COMMUNITY CARE: ASKING THE USERS
Gail Wilson (ed)
Chapman and Hall, 1995

To appreciate the wide ranging content of this book it is necessary to interpret the title in its broadest sense. It covers health and social services, embracing both physical and mental health, as well as community care services. Patients, carers, clients, and customers are considered users of these services, both as individuals and as groups, and in some cases one service provides the customers for another.

The book is divided into three parts. The first part, consisting of five chapters, covers a practical approach to user-oriented research. For example, methodological issues are discussed in chapters two and three for both quantitative and qualitative research. Qualitative data can provide valuable information in this field if carried out rigorously and it is good to see that the technique is now being used more and covered in books such as this. The last two chapters in this section are more specific and focus on individual groups of users such as ethnic minorities and elderly people. The second part emphasises the service side and the practical aspects of carrying out user surveys, ie choice of research instrument, methods of data collection and response rates. In the third the emphasis is on the side of the user. This is the longest section, with eight chapters, and ranges from users suffering with medical problems, such as strokes, to those with learning difficulties or mental illness and the psychosocial problems of the homeless. The final chapter provides a useful summary and makes the important point that any survey about what users want or think is of little use unless it is accompanied by user involvement, partnership or empowerment.
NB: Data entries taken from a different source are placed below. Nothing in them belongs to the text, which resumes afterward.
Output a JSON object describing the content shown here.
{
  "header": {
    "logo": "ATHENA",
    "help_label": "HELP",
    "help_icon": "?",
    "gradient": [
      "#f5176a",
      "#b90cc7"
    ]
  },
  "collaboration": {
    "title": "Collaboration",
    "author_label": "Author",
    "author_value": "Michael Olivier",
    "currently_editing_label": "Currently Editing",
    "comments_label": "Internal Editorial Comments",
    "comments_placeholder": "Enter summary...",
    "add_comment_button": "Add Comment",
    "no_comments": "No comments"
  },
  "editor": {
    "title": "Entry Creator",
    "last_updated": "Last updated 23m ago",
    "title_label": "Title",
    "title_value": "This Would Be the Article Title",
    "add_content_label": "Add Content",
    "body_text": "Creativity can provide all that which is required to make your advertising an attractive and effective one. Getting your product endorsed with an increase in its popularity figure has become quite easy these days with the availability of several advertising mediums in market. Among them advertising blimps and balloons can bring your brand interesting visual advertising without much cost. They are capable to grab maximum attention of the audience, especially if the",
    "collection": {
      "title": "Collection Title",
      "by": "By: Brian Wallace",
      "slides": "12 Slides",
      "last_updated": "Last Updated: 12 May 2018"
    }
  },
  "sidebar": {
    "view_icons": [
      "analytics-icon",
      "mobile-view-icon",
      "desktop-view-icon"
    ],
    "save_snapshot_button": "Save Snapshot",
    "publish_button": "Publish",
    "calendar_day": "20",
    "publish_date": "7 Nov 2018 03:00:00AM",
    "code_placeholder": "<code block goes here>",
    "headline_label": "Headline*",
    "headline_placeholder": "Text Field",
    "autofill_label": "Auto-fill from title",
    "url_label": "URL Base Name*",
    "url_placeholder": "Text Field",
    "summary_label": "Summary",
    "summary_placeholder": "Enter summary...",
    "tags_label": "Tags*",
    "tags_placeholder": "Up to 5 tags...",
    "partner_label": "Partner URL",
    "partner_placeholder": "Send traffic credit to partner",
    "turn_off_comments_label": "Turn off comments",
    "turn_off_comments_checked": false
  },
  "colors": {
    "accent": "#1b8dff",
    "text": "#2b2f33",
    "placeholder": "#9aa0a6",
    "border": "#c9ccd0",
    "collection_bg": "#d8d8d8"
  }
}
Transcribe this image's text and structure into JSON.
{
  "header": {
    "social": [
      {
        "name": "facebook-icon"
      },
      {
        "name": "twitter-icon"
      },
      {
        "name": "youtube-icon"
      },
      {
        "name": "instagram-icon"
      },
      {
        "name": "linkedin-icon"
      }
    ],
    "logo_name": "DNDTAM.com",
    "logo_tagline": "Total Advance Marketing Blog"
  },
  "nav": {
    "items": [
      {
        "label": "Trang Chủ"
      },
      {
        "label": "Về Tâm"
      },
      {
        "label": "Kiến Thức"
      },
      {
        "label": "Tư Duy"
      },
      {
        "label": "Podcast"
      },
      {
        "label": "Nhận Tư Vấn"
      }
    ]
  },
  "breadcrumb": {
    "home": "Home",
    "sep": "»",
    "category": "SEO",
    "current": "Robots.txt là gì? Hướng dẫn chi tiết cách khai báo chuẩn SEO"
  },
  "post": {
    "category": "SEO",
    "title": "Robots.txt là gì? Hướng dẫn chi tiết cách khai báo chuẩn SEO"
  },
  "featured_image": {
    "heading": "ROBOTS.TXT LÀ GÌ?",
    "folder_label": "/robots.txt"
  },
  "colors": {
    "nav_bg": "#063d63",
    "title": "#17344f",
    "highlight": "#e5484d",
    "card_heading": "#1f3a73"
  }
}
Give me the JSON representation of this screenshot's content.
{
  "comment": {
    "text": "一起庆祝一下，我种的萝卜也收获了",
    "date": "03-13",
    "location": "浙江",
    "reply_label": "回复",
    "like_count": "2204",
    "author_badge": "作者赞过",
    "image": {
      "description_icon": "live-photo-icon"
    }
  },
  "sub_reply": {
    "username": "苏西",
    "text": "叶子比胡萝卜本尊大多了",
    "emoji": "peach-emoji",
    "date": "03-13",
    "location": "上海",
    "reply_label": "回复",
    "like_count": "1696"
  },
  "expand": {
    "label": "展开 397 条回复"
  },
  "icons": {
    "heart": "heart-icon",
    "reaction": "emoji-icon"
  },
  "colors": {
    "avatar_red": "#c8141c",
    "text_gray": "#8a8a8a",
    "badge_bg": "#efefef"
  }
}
As each chapter of the book has been written by a different author there is occasional duplication of definitions and information. This book is not a comprehensive text of research methodology in the field of community care. For such information readers will need to look elsewhere. But the illustration of the text with data and experiences from individual authors’ research studies provides a wealth of wide-ranging material. Overall, this is useful reading on ways to allow community care users to express their needs so that these may then be addressed by the services.